Madelyn Alvarez (left), senior writing and rhetoric major, and Nicole Julie (right), junior writing and rhetoric major, discuss Alvarez’s multimodal poster on Lady Gaga’s “Abrcadarbra” music video in relation to disability rhetoric at the Knights Write Showcase on Wednesday. The annual event highlights selected students’ presentations of class projects in the Writing and Rhetoric Department.
Emmy Bailey
More than a display of assignments, the Knights Write Showcase event revealed how writing at UCF moves off the page and into public conversation on Wednesday in the Pegasus Ballroom.
Held each year since 2010, the event, hosted by the Department of Writing and Rhetoric, highlights undergraduate and graduate research and creative work across disciplines.

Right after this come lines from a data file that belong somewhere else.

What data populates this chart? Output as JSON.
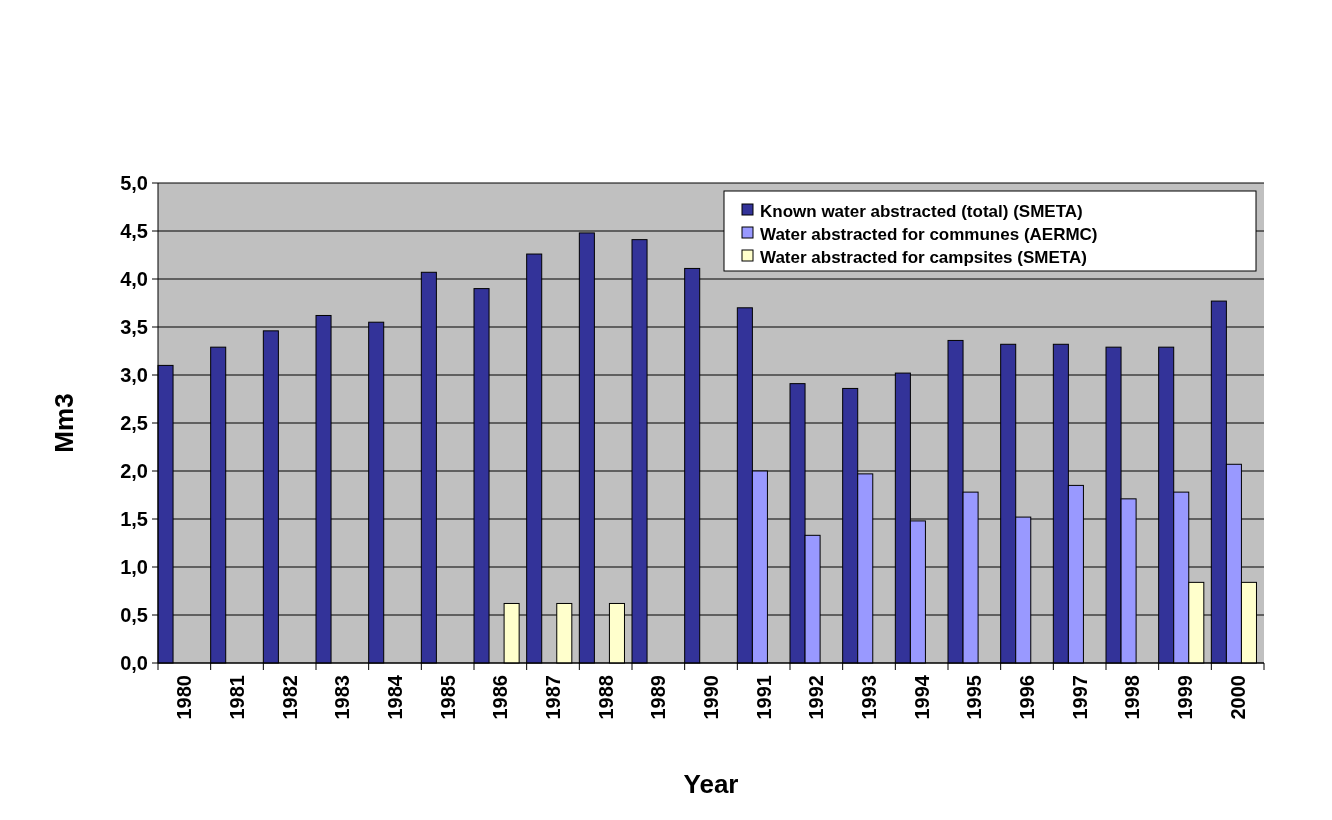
{
  "chart_data": {
    "type": "bar",
    "xlabel": "Year",
    "ylabel": "Mm3",
    "categories": [
      "1980",
      "1981",
      "1982",
      "1983",
      "1984",
      "1985",
      "1986",
      "1987",
      "1988",
      "1989",
      "1990",
      "1991",
      "1992",
      "1993",
      "1994",
      "1995",
      "1996",
      "1997",
      "1998",
      "1999",
      "2000"
    ],
    "series": [
      {
        "name": "Known water abstracted (total) (SMETA)",
        "color": "#333399",
        "values": [
          3.1,
          3.29,
          3.46,
          3.62,
          3.55,
          4.07,
          3.9,
          4.26,
          4.48,
          4.41,
          4.11,
          3.7,
          2.91,
          2.86,
          3.02,
          3.36,
          3.32,
          3.32,
          3.29,
          3.29,
          3.77
        ]
      },
      {
        "name": "Water abstracted for communes (AERMC)",
        "color": "#9999ff",
        "values": [
          null,
          null,
          null,
          null,
          null,
          null,
          null,
          null,
          null,
          null,
          null,
          2.0,
          1.33,
          1.97,
          1.48,
          1.78,
          1.52,
          1.85,
          1.71,
          1.78,
          2.07
        ]
      },
      {
        "name": "Water abstracted for campsites (SMETA)",
        "color": "#ffffcc",
        "values": [
          null,
          null,
          null,
          null,
          null,
          null,
          0.62,
          0.62,
          0.62,
          null,
          null,
          null,
          null,
          null,
          null,
          null,
          null,
          null,
          null,
          0.84,
          0.84
        ]
      }
    ],
    "ylim": [
      0,
      5
    ],
    "yticks": [
      {
        "value": 0,
        "label": "0,0"
      },
      {
        "value": 0.5,
        "label": "0,5"
      },
      {
        "value": 1,
        "label": "1,0"
      },
      {
        "value": 1.5,
        "label": "1,5"
      },
      {
        "value": 2,
        "label": "2,0"
      },
      {
        "value": 2.5,
        "label": "2,5"
      },
      {
        "value": 3,
        "label": "3,0"
      },
      {
        "value": 3.5,
        "label": "3,5"
      },
      {
        "value": 4,
        "label": "4,0"
      },
      {
        "value": 4.5,
        "label": "4,5"
      },
      {
        "value": 5,
        "label": "5,0"
      }
    ],
    "grid": "y",
    "legend": "top right"
  }
}
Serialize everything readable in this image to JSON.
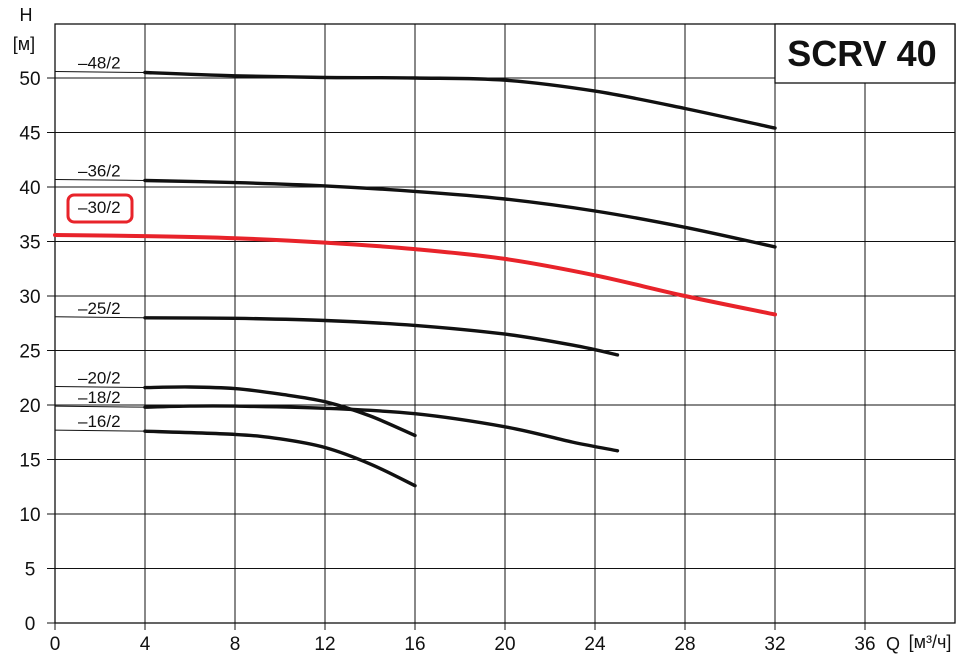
{
  "chart_data": {
    "type": "line",
    "title": "SCRV 40",
    "ylabel": "H",
    "yunit": "[м]",
    "xlabel": "Q",
    "xunit": "[м³/ч]",
    "xlim": [
      0,
      40
    ],
    "ylim": [
      0,
      55
    ],
    "x_ticks": [
      "0",
      "4",
      "8",
      "12",
      "16",
      "20",
      "24",
      "28",
      "32",
      "36"
    ],
    "y_ticks": [
      "0",
      "5",
      "10",
      "15",
      "20",
      "25",
      "30",
      "35",
      "40",
      "45",
      "50"
    ],
    "grid": true,
    "highlight_color": "#e8232a",
    "series": [
      {
        "name": "–48/2",
        "highlight": false,
        "points": [
          [
            4,
            50.5
          ],
          [
            8,
            50.2
          ],
          [
            12,
            50.05
          ],
          [
            16,
            50.0
          ],
          [
            20,
            49.8
          ],
          [
            24,
            48.8
          ],
          [
            28,
            47.2
          ],
          [
            32,
            45.4
          ]
        ]
      },
      {
        "name": "–36/2",
        "highlight": false,
        "points": [
          [
            4,
            40.6
          ],
          [
            8,
            40.4
          ],
          [
            12,
            40.1
          ],
          [
            16,
            39.6
          ],
          [
            20,
            38.9
          ],
          [
            24,
            37.8
          ],
          [
            28,
            36.3
          ],
          [
            32,
            34.5
          ]
        ]
      },
      {
        "name": "–30/2",
        "highlight": true,
        "points": [
          [
            0,
            35.6
          ],
          [
            4,
            35.5
          ],
          [
            8,
            35.3
          ],
          [
            12,
            34.9
          ],
          [
            16,
            34.3
          ],
          [
            20,
            33.4
          ],
          [
            24,
            31.9
          ],
          [
            28,
            30.0
          ],
          [
            32,
            28.3
          ]
        ]
      },
      {
        "name": "–25/2",
        "highlight": false,
        "points": [
          [
            4,
            28.0
          ],
          [
            8,
            27.95
          ],
          [
            12,
            27.75
          ],
          [
            16,
            27.3
          ],
          [
            20,
            26.5
          ],
          [
            23,
            25.5
          ],
          [
            25,
            24.6
          ]
        ]
      },
      {
        "name": "–20/2",
        "highlight": false,
        "points": [
          [
            4,
            21.6
          ],
          [
            6,
            21.65
          ],
          [
            8,
            21.5
          ],
          [
            10,
            21.0
          ],
          [
            12,
            20.3
          ],
          [
            14,
            19.0
          ],
          [
            16,
            17.2
          ]
        ]
      },
      {
        "name": "–18/2",
        "highlight": false,
        "points": [
          [
            4,
            19.8
          ],
          [
            6,
            19.9
          ],
          [
            8,
            19.9
          ],
          [
            12,
            19.7
          ],
          [
            16,
            19.2
          ],
          [
            20,
            18.0
          ],
          [
            23,
            16.6
          ],
          [
            25,
            15.8
          ]
        ]
      },
      {
        "name": "–16/2",
        "highlight": false,
        "points": [
          [
            4,
            17.6
          ],
          [
            8,
            17.3
          ],
          [
            10,
            16.9
          ],
          [
            12,
            16.1
          ],
          [
            14,
            14.6
          ],
          [
            16,
            12.6
          ]
        ]
      }
    ]
  }
}
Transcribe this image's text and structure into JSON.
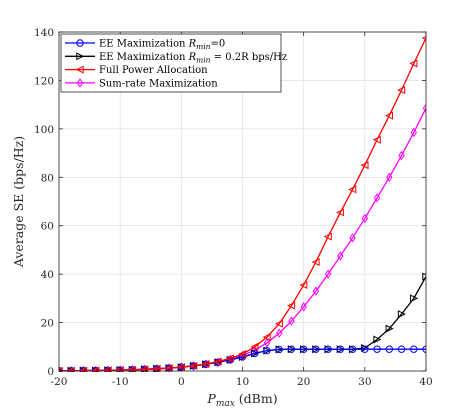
{
  "chart_data": {
    "type": "line",
    "xlabel_main": "P",
    "xlabel_sub": "max",
    "xlabel_unit": " (dBm)",
    "ylabel": "Average SE (bps/Hz)",
    "xlim": [
      -20,
      40
    ],
    "ylim": [
      0,
      140
    ],
    "xticks": [
      -20,
      -10,
      0,
      10,
      20,
      30,
      40
    ],
    "xtick_labels": [
      "-20",
      "-10",
      "0",
      "10",
      "20",
      "30",
      "40"
    ],
    "yticks": [
      0,
      20,
      40,
      60,
      80,
      100,
      120,
      140
    ],
    "ytick_labels": [
      "0",
      "20",
      "40",
      "60",
      "80",
      "100",
      "120",
      "140"
    ],
    "grid": true,
    "legend_position": "top-left",
    "x": [
      -20,
      -18,
      -16,
      -14,
      -12,
      -10,
      -8,
      -6,
      -4,
      -2,
      0,
      2,
      4,
      6,
      8,
      10,
      12,
      14,
      16,
      18,
      20,
      22,
      24,
      26,
      28,
      30,
      32,
      34,
      36,
      38,
      40
    ],
    "series": [
      {
        "legend_pre": "EE Maximization ",
        "legend_sym": "R",
        "legend_sub": "min",
        "legend_post": "=0",
        "color": "#0000ff",
        "marker": "circle",
        "values": [
          0.1,
          0.1,
          0.2,
          0.2,
          0.3,
          0.4,
          0.5,
          0.7,
          0.9,
          1.2,
          1.6,
          2.1,
          2.8,
          3.6,
          4.6,
          5.8,
          7.3,
          8.4,
          8.9,
          9.0,
          9.0,
          9.0,
          9.0,
          9.0,
          9.0,
          9.0,
          9.0,
          9.0,
          9.0,
          9.0,
          9.0
        ]
      },
      {
        "legend_pre": "EE Maximization ",
        "legend_sym": "R",
        "legend_sub": "min",
        "legend_post": " = 0.2R bps/Hz",
        "color": "#000000",
        "marker": "triangle-right",
        "values": [
          0.1,
          0.1,
          0.2,
          0.2,
          0.3,
          0.4,
          0.5,
          0.7,
          0.9,
          1.2,
          1.6,
          2.1,
          2.8,
          3.6,
          4.6,
          5.8,
          7.3,
          8.4,
          8.9,
          9.0,
          9.0,
          9.0,
          9.0,
          9.0,
          9.0,
          9.5,
          13.0,
          17.5,
          23.5,
          30.0,
          39.0
        ]
      },
      {
        "legend_pre": "Full Power Allocation",
        "legend_sym": "",
        "legend_sub": "",
        "legend_post": "",
        "color": "#ff0000",
        "marker": "triangle-left",
        "values": [
          0.1,
          0.1,
          0.2,
          0.2,
          0.3,
          0.4,
          0.5,
          0.7,
          0.9,
          1.2,
          1.6,
          2.1,
          2.9,
          3.9,
          5.2,
          7.0,
          10.0,
          14.0,
          19.5,
          27.0,
          35.5,
          45.0,
          55.5,
          65.5,
          75.0,
          85.0,
          95.5,
          105.5,
          116.0,
          127.0,
          137.5
        ]
      },
      {
        "legend_pre": "Sum-rate Maximization",
        "legend_sym": "",
        "legend_sub": "",
        "legend_post": "",
        "color": "#ff00ff",
        "marker": "diamond",
        "values": [
          0.1,
          0.1,
          0.2,
          0.2,
          0.3,
          0.4,
          0.5,
          0.7,
          0.9,
          1.2,
          1.6,
          2.1,
          2.8,
          3.6,
          4.8,
          6.4,
          8.6,
          11.6,
          15.6,
          20.6,
          26.5,
          33.0,
          40.0,
          47.5,
          55.0,
          63.0,
          71.5,
          80.0,
          89.0,
          98.5,
          108.5
        ]
      }
    ]
  }
}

What began as a platform to display student projects has grown into a university-wide staple showcasing writing in a range of contexts, formats and fields.
“Our university values writing and the arts,” Stuart Dees, a first-year composition class associate instructor who has helped run the showcase since joining the department, said. “So it’s a really nice celebration for showcasing the work that students produce, both undergraduate and graduate.”
For many students, the event marked their first opportunity to share their research publicly.
“I had a student one year who was really hesitant to speak in front of a crowd and share their work,” Dees said. “But they presented their work, and they told me how much better they felt not only themselves but their public presence.”
One featured panel, “Communicating Scientific Information in Visual and Narrative Forms,” explored how storytelling and design intersect with health and medicine. Students from the courses graphic medicine and writing about health and medicine examined how narratives and comics can convey complex medical information.
Silviana Buzatu (second from right), senior clinical psychology major, speaks during a panel discussion about how tone and facial expressions influence what people believe at the Knights Write Showcase on Wednesday. The panel examined how narratives can interact with health and medicine to convey information to audiences.
Emmy Bailey
Aden Abramovitz, junior biomedical sciences major, presented a project transforming medical information into a comic strip format.
“I learned that communication is not just through words, but through symbols as well,” Ambramovitz said. “I didn’t realize that it could transcend more languages than I thought.”
Though initially nervous, Abramovitz said he grew more confident as he shared his work.
“I feel like it’s important to let people know about the use of comics in medicine,” Abramovitz said.
Beyond panels, students presented multimodal posters covering topics such as literacy and language, rhetoric within diverse communities and pop culture analysis. Attendees circulated through the ballroom, asking questions and engaging directly with presenters.
Madelyn Alvarez, a senior writing and rhetoric major in the “Rhetoric in Pop Culture” class, presented a multimodal poster showcasing how Lady Gaga contributes to disability theory and rhetorical criticism.
“I wrote about Lady Gaga’s music video “Abracadabra” from a disability studies lens and how the two characters in the video represent two stereotypes of disability,” Alvarez said. “And she stares back at the audience and demands that you call into question your portrayal of disabled individuals and how you kind of limit them to their disability rather than seeing them as fully realized individuals.”
Dees emphasized that the showcase offers more than a chance to present coursework; it allows students to step into a professional space and see how their research makes an impact in the world around them.
“So it might be the students’ first chance to not only think of themselves as a student but to now feel like a scholar. This is all about students, and that’s why we are here,” Dees said.